Graduate School of Information, Yonsei Univeristy, Seoul 03722, Korea.
Department of Computer Science, Sangmyung University, Seoul 03016, Korea.
Sensors (Basel). 2021 Jul 7;21(14):4665. doi: 10.3390/s21144665.
Due to the prevalence of globalization and the surge in people's traffic, diseases are spreading more rapidly than ever and the risks of sporadic contamination are becoming higher than before. Disease warnings continue to rely on censored data, but these warning systems have failed to cope with the speed of disease proliferation. Due to the risks associated with the problem, there have been many studies on disease outbreak surveillance systems, but existing systems have limitations in monitoring disease-related topics and internationalization. With the advent of online news, social media and search engines, social and web data contain rich unexplored data that can be leveraged to provide accurate, timely disease activities and risks. In this study, we develop an infectious disease surveillance system for extracting information related to emerging diseases from a variety of Internet-sourced data. We also propose an effective deep learning-based data filtering and ranking algorithm. This system provides nation-specific disease outbreak information, disease-related topic ranking, a number of reports per district and disease through various visualization techniques such as a map, graph, chart, correlation and coefficient, and word cloud. Our system provides an automated web-based service, and it is free for all users and live in operation.

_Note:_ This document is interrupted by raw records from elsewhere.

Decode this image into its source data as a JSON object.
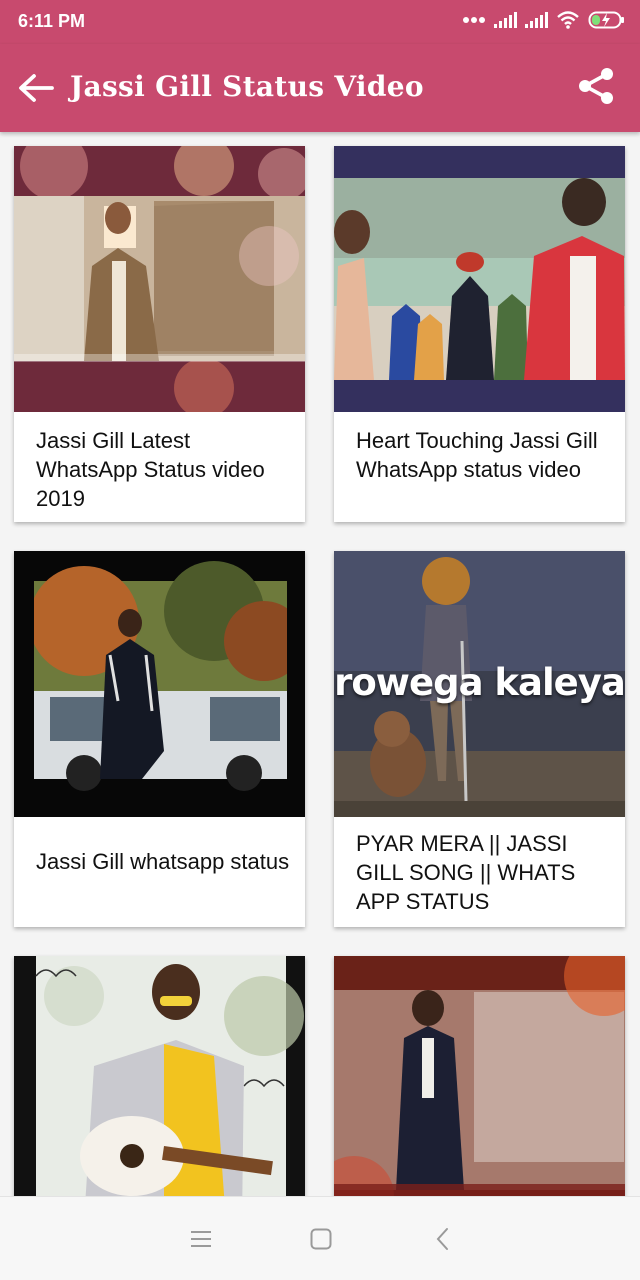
{
  "status_bar": {
    "time": "6:11 PM",
    "icons": [
      "dots-icon",
      "signal-icon",
      "signal-icon",
      "wifi-icon",
      "battery-charging-icon"
    ]
  },
  "app_bar": {
    "title": "Jassi Gill Status Video",
    "back_icon": "back-arrow-icon",
    "share_icon": "share-icon",
    "color": "#c84a6e"
  },
  "videos": [
    {
      "title": "Jassi Gill Latest WhatsApp Status video 2019"
    },
    {
      "title": "Heart Touching Jassi Gill WhatsApp status video"
    },
    {
      "title": "Jassi Gill whatsapp status"
    },
    {
      "title": "PYAR MERA || JASSI GILL SONG || WHATS APP STATUS",
      "overlay_text": "rowega kaleya"
    },
    {
      "title": ""
    },
    {
      "title": ""
    }
  ],
  "nav_bar": {
    "icons": [
      "menu-icon",
      "home-square-icon",
      "back-triangle-icon"
    ]
  }
}
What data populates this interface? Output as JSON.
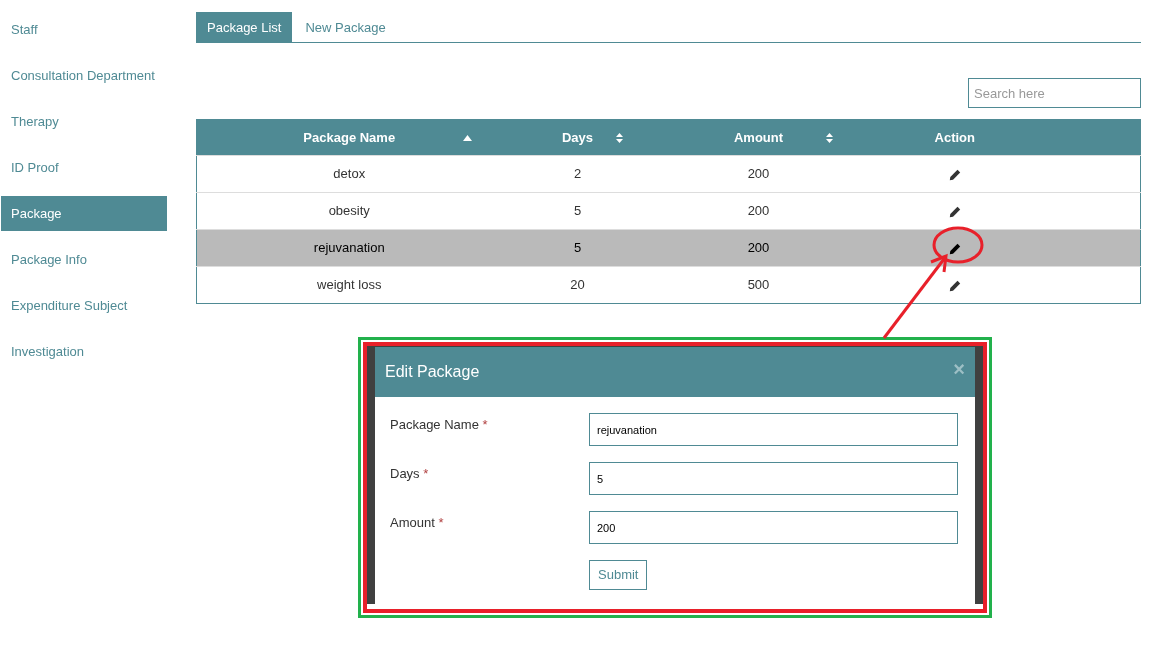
{
  "sidebar": {
    "items": [
      {
        "label": "Staff",
        "selected": false
      },
      {
        "label": "Consultation Department",
        "selected": false
      },
      {
        "label": "Therapy",
        "selected": false
      },
      {
        "label": "ID Proof",
        "selected": false
      },
      {
        "label": "Package",
        "selected": true
      },
      {
        "label": "Package Info",
        "selected": false
      },
      {
        "label": "Expenditure Subject",
        "selected": false
      },
      {
        "label": "Investigation",
        "selected": false
      }
    ]
  },
  "tabs": [
    {
      "label": "Package List",
      "selected": true
    },
    {
      "label": "New Package",
      "selected": false
    }
  ],
  "search": {
    "placeholder": "Search here"
  },
  "table": {
    "columns": [
      {
        "label": "Package Name",
        "sortable": true,
        "sorted": true
      },
      {
        "label": "Days",
        "sortable": true,
        "sorted": false
      },
      {
        "label": "Amount",
        "sortable": true,
        "sorted": false
      },
      {
        "label": "Action",
        "sortable": false,
        "sorted": false
      }
    ],
    "rows": [
      {
        "cells": [
          "detox",
          "2",
          "200"
        ],
        "selected": false
      },
      {
        "cells": [
          "obesity",
          "5",
          "200"
        ],
        "selected": false
      },
      {
        "cells": [
          "rejuvanation",
          "5",
          "200"
        ],
        "selected": true
      },
      {
        "cells": [
          "weight loss",
          "20",
          "500"
        ],
        "selected": false
      }
    ]
  },
  "modal": {
    "title": "Edit Package",
    "close": "×",
    "fields": [
      {
        "label": "Package Name",
        "required_mark": "*",
        "value": "rejuvanation"
      },
      {
        "label": "Days",
        "required_mark": "*",
        "value": "5"
      },
      {
        "label": "Amount",
        "required_mark": "*",
        "value": "200"
      }
    ],
    "submit": "Submit"
  }
}
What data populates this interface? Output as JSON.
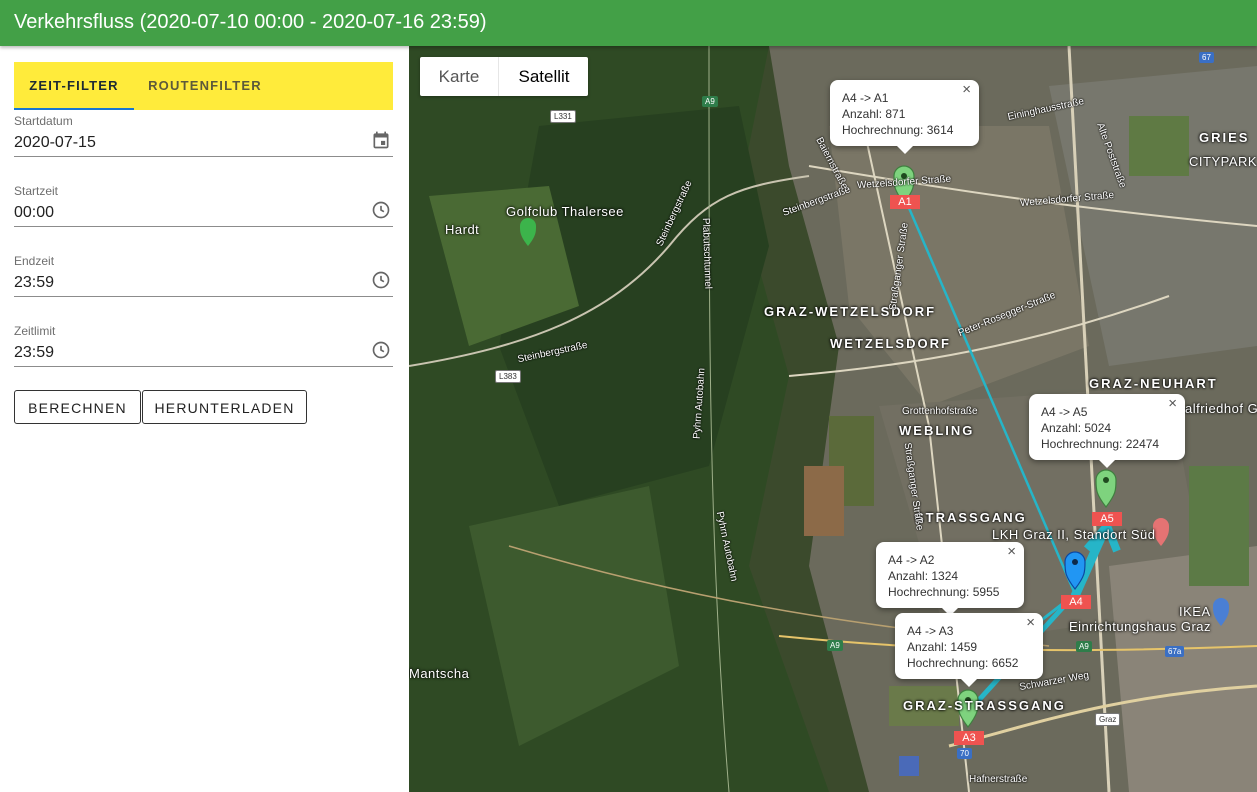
{
  "header": {
    "title": "Verkehrsfluss (2020-07-10 00:00 - 2020-07-16 23:59)"
  },
  "tabs": [
    {
      "label": "ZEIT-FILTER"
    },
    {
      "label": "ROUTENFILTER"
    }
  ],
  "fields": {
    "startdatum": {
      "label": "Startdatum",
      "value": "2020-07-15",
      "icon": "calendar-icon"
    },
    "startzeit": {
      "label": "Startzeit",
      "value": "00:00",
      "icon": "clock-icon"
    },
    "endzeit": {
      "label": "Endzeit",
      "value": "23:59",
      "icon": "clock-icon"
    },
    "zeitlimit": {
      "label": "Zeitlimit",
      "value": "23:59",
      "icon": "clock-icon"
    }
  },
  "buttons": {
    "calculate": "BERECHNEN",
    "download": "HERUNTERLADEN"
  },
  "map": {
    "type_options": [
      "Karte",
      "Satellit"
    ],
    "selected_type": "Satellit",
    "popups": [
      {
        "route": "A4 -> A1",
        "count": "Anzahl: 871",
        "projection": "Hochrechnung: 3614"
      },
      {
        "route": "A4 -> A5",
        "count": "Anzahl: 5024",
        "projection": "Hochrechnung: 22474"
      },
      {
        "route": "A4 -> A2",
        "count": "Anzahl: 1324",
        "projection": "Hochrechnung: 5955"
      },
      {
        "route": "A4 -> A3",
        "count": "Anzahl: 1459",
        "projection": "Hochrechnung: 6652"
      }
    ],
    "markers": [
      "A1",
      "A5",
      "A4",
      "A3"
    ],
    "places": {
      "griesCitypark": [
        "GRIES",
        "CITYPARK"
      ],
      "hardt": "Hardt",
      "golfclub": "Golfclub Thalersee",
      "wetzelsdorfDistrict": "GRAZ-WETZELSDORF",
      "wetzelsdorf": "WETZELSDORF",
      "neuhart": "GRAZ-NEUHART",
      "friedhof": "alfriedhof Gr",
      "webling": "WEBLING",
      "strassgang": "STRASSGANG",
      "lkh": "LKH Graz II, Standort Süd",
      "ikea": [
        "IKEA",
        "Einrichtungshaus Graz"
      ],
      "mantscha": "Mantscha",
      "grazStrassgang": "GRAZ-STRASSGANG"
    },
    "roads": {
      "steinbergstrasse": "Steinbergstraße",
      "steinbergstrasse2": "Steinbergstraße",
      "plabutschtunnel": "Plabutschtunnel",
      "pyhrn1": "Pyhrn Autobahn",
      "pyhrn2": "Pyhrn Autobahn",
      "wetzelsdorfer": "Wetzelsdorfer Straße",
      "wetzelsdorfer2": "Wetzelsdorfer Straße",
      "baiernstrasse": "Baiernstraße",
      "strassganger": "Straßganger Straße",
      "strassganger2": "Straßganger Straße",
      "roseggerstr": "Peter-Rosegger-Straße",
      "grottenhof": "Grottenhofstraße",
      "alteposta": "Alte Poststraße",
      "eininghaus": "Eininghausstraße",
      "schwarzer": "Schwarzer Weg",
      "hafner": "Hafnerstraße"
    },
    "shields": {
      "a9a": "A9",
      "a9b": "A9",
      "a9c": "A9",
      "l331": "L331",
      "l383": "L383",
      "s67": "67",
      "s67a": "67a",
      "s70": "70",
      "graz": "Graz"
    }
  }
}
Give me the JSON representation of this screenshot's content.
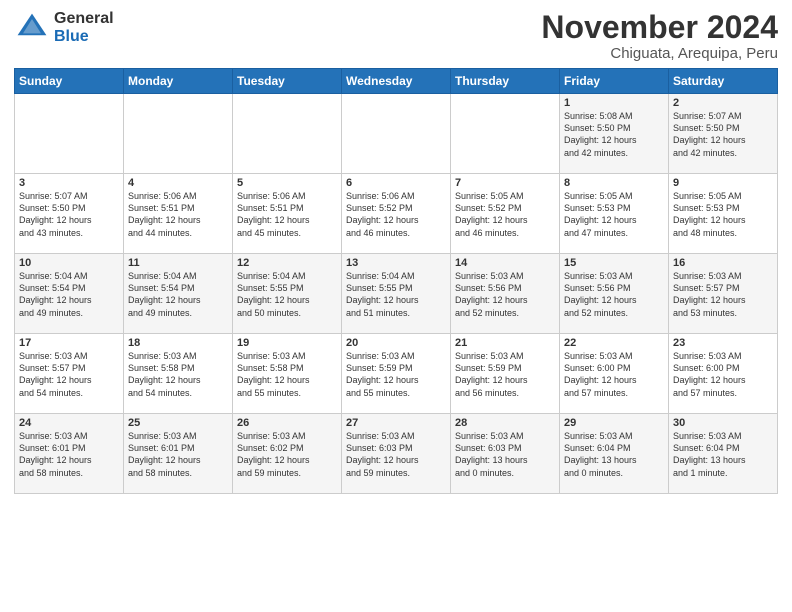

由于全球化的普及和人们交通流量的增加,疾病的传播速度比以往任何时候都要快,零星污染的风险也比以前更高。疾病警报仍然依赖于经过审查的数据,但这些预警系统未能应对疾病传播的速度。由于与该问题相关的风险,已经有许多关于疾病爆发监测系统的研究,但现有系统在监测与疾病相关的主题和国际化方面存在局限性。随着在线新闻、社交媒体和搜索引擎的出现,社交和网络数据包含了丰富的未开发数据,可以利用这些数据来提供准确、及时的疾病活动和风险信息。在本研究中,我们开发了一种传染病监测系统,用于从各种互联网源数据中提取与新发传染病相关的信息。我们还提出了一种有效的基于深度学习的数据过滤和排名算法。该系统通过地图、图表、图表、相关系数和词云等各种可视化技术,提供特定国家的疾病爆发信息、疾病相关主题排名、每个地区的报告数量和疾病。我们的系统提供了一个自动化的基于网络的服务,对所有用户都是免费的,并且正在运行中。